My Thoughts on Uber’s Trip Premiums Experiment
I have always believed that quality over quantity of rides should take precedence. I would rather do three rides during my shift for $150 than 15 rides for $150. My app on hour gross earnings may not be higher than before, but the wear and tear on my body and car will be definitely minimized.
Since Uber replaced its weekly Quest bonuses and Consecutive Ride Bonus (CRBs) with lower Service Fees and Boost zones for California drivers, now more than ever there’s absolutely no reason for a driver to pick up the following types of money-losing rides.
Especially the third one above, where Uber expects a so-called “independent contractor” (IC) driver to drive 15 minutes to pick the passenger up for a ride that is less than 6 miles long and 16 minutes in duration.
More than half an hour of work for $6 and change? I don’t know who in their right mind would accept that ride!

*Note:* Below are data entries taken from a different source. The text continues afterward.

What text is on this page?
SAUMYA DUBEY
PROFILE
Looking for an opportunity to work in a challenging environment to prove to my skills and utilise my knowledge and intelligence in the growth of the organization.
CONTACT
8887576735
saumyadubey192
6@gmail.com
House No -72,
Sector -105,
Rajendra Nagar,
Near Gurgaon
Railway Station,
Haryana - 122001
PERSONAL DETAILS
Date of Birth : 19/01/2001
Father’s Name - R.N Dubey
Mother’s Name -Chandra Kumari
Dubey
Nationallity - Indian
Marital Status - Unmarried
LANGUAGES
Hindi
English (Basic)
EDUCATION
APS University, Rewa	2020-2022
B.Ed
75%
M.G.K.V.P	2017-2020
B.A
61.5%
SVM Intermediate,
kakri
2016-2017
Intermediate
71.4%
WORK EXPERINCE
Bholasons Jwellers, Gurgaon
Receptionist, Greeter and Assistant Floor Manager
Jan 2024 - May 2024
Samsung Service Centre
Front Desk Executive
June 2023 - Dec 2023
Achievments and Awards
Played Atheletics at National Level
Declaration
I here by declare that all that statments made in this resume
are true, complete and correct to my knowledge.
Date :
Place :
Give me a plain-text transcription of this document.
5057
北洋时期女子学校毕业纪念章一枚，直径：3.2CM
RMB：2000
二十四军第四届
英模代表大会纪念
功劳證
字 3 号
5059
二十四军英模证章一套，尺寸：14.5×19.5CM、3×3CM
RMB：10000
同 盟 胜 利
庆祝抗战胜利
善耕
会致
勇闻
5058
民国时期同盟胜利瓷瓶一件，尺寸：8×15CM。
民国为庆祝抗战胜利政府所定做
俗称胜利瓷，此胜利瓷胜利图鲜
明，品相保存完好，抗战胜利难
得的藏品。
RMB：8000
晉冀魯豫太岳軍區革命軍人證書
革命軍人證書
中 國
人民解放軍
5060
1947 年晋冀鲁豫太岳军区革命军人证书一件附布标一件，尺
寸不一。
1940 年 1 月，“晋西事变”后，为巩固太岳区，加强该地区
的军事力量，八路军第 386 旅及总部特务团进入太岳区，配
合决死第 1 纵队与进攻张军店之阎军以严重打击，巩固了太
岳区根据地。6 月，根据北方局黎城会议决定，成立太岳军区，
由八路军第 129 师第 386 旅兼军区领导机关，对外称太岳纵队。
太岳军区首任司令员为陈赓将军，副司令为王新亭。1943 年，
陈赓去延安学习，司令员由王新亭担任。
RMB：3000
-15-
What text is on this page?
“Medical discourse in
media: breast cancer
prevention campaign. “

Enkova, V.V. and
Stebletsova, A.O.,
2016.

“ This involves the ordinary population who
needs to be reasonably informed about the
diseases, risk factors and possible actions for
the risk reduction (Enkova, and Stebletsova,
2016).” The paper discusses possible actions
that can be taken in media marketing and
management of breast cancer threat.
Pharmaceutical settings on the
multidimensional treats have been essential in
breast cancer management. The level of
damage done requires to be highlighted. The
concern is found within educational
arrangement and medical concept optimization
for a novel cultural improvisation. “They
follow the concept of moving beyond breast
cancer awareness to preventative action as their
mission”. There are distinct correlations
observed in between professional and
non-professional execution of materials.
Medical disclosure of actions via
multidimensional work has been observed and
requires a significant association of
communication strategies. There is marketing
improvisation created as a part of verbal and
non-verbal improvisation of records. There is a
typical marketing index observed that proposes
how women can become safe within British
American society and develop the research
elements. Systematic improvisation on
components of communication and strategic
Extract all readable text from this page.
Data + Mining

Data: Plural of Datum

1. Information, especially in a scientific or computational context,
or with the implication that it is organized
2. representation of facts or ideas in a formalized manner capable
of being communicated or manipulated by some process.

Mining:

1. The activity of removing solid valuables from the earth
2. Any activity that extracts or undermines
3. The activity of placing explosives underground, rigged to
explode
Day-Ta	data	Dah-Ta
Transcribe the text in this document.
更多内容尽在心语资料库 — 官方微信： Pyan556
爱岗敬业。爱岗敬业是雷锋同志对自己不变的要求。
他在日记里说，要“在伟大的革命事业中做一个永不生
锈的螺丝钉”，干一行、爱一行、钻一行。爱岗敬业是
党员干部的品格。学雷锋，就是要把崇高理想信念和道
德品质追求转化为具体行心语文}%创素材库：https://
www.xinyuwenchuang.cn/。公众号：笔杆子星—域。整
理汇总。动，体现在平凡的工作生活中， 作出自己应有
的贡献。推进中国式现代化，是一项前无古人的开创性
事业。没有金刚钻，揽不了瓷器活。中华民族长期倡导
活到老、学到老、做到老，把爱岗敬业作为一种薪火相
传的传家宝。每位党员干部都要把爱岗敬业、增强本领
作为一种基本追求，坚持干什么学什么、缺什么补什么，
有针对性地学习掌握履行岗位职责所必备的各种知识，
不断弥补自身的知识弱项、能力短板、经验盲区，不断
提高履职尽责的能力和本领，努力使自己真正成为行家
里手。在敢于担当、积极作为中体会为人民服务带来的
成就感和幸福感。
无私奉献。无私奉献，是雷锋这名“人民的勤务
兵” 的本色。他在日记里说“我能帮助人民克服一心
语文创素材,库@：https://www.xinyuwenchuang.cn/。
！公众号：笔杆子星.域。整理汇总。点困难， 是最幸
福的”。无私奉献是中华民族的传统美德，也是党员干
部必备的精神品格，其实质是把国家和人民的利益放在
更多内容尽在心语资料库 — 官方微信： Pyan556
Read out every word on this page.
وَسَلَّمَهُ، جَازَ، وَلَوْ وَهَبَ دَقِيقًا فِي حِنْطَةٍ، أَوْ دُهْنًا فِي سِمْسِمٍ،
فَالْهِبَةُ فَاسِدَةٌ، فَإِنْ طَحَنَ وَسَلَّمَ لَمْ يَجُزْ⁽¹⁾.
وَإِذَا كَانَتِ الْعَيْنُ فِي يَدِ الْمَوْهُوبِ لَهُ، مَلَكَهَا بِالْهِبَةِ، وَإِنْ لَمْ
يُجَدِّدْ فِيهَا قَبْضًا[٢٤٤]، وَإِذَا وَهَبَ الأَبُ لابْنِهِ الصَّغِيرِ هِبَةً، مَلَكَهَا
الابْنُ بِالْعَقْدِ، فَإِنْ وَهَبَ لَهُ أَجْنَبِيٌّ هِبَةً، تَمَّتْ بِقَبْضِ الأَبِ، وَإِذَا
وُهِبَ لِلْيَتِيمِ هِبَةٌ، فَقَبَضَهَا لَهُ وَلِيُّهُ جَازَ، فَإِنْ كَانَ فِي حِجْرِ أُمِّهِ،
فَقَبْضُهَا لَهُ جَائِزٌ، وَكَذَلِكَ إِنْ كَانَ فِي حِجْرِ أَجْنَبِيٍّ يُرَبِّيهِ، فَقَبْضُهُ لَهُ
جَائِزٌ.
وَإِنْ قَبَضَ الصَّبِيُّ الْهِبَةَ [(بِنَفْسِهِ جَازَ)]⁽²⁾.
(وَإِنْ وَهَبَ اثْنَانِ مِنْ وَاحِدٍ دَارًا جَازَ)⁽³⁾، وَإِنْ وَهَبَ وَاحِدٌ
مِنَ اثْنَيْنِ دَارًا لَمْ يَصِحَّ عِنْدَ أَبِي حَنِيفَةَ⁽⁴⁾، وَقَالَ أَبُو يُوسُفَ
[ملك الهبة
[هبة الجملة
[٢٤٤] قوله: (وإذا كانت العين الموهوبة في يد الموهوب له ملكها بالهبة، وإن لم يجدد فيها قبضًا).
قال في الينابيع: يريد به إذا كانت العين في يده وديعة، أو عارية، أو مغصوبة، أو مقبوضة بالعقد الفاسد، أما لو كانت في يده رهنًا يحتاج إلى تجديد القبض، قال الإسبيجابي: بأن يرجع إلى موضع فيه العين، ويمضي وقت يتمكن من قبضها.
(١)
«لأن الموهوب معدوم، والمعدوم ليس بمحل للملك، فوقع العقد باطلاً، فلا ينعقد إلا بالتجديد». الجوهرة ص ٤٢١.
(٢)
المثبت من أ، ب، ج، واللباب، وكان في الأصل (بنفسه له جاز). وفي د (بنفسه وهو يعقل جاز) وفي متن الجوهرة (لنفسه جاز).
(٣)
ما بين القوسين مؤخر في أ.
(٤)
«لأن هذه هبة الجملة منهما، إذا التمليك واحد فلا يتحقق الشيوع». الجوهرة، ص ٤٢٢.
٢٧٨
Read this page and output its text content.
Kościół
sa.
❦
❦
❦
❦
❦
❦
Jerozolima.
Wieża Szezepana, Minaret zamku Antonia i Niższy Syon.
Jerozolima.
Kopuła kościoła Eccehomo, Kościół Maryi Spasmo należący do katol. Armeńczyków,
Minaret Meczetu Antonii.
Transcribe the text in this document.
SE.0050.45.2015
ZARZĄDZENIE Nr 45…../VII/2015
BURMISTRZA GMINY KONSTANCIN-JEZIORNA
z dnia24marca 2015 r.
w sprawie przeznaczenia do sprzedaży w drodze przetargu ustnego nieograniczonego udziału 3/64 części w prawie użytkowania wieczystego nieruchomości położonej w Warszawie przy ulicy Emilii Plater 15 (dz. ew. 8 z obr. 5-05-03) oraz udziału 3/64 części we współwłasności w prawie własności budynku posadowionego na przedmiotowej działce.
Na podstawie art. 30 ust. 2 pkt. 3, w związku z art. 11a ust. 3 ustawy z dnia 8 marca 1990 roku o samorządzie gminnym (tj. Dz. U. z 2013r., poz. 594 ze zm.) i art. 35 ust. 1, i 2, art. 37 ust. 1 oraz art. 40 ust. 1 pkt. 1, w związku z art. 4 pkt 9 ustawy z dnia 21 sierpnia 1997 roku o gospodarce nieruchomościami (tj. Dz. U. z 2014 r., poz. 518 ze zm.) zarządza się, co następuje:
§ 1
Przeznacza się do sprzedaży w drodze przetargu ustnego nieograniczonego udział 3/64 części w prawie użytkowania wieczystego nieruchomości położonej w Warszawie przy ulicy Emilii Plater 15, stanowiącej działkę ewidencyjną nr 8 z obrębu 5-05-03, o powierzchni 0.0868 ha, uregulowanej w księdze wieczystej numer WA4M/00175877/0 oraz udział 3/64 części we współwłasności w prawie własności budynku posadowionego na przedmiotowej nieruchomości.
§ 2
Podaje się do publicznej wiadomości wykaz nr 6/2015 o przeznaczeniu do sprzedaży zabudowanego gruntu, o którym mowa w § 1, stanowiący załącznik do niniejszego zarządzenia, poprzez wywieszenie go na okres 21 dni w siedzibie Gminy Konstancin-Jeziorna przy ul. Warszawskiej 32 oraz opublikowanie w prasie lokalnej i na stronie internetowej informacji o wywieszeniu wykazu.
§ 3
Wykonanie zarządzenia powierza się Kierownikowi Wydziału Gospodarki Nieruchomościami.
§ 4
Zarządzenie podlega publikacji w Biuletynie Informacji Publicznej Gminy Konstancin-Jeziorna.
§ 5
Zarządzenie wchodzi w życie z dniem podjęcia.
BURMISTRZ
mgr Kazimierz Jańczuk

It’s thoughts like this that go through experienced and strategic drivers’ minds that are likely causing Uber to try out this new trip premium experiment. After all, I’m obviously not the only one turning down unprofitable shorties like the rides above.
FAQs for Uber’s Trip Premiums Experiment
How are these fares calculated?
According to an Uber spokesperson we spoke to:
For trips that we think will result in lower acceptance rates, we will calculate an additive amount using structural and real-time signals.
The signals that we use to determine when to apply a trip premium include: the balance of supply and demand in the trip origin and destination; the balance of acceptance and reject rates at the time of the ride request; the trip distance; the trip time; trip fares; and the potential impact of the existing rider surge multiplier.
What will this look like from the passengers’ point of view, and what can they expect to pay?
According to the Uber spokesperson:
The adjustment will be calculated at rider offer time and will be part of the fare range shown to riders before they summon a ride, and will also be shown to a driver before he/she accepts the trip.
The specific amount will change depending on the factors listed above, increasing in conjunction with less desirable trips. Price increases will be between $1 and $10 and capped at 30% of the trip fare.
Which trips will this ‘trip premium’ apply to?
This experiment will apply to:
- UberX Diamond
Where is this experiment taking place?
Drivers in San Francisco, Los Angeles and San Diego can expect to see this trip premium experiment taking place right now (depending on the trip type, see above).
According to Uber, this is considered ‘granular surge’ – they don’t like charging passengers 3-4x surge on a minimum fare trip costing them $12-$15, including the new Uber Marketplace Fee.
Instead of capping the surge multiplier for the drivers, Uber will bring back the penny surge for short trips! Since the Marketplace Fee is variable, why doesn’t Uber lower that amount for certain trips?
Drivers, is this enough incentive for you to pick up short rides again?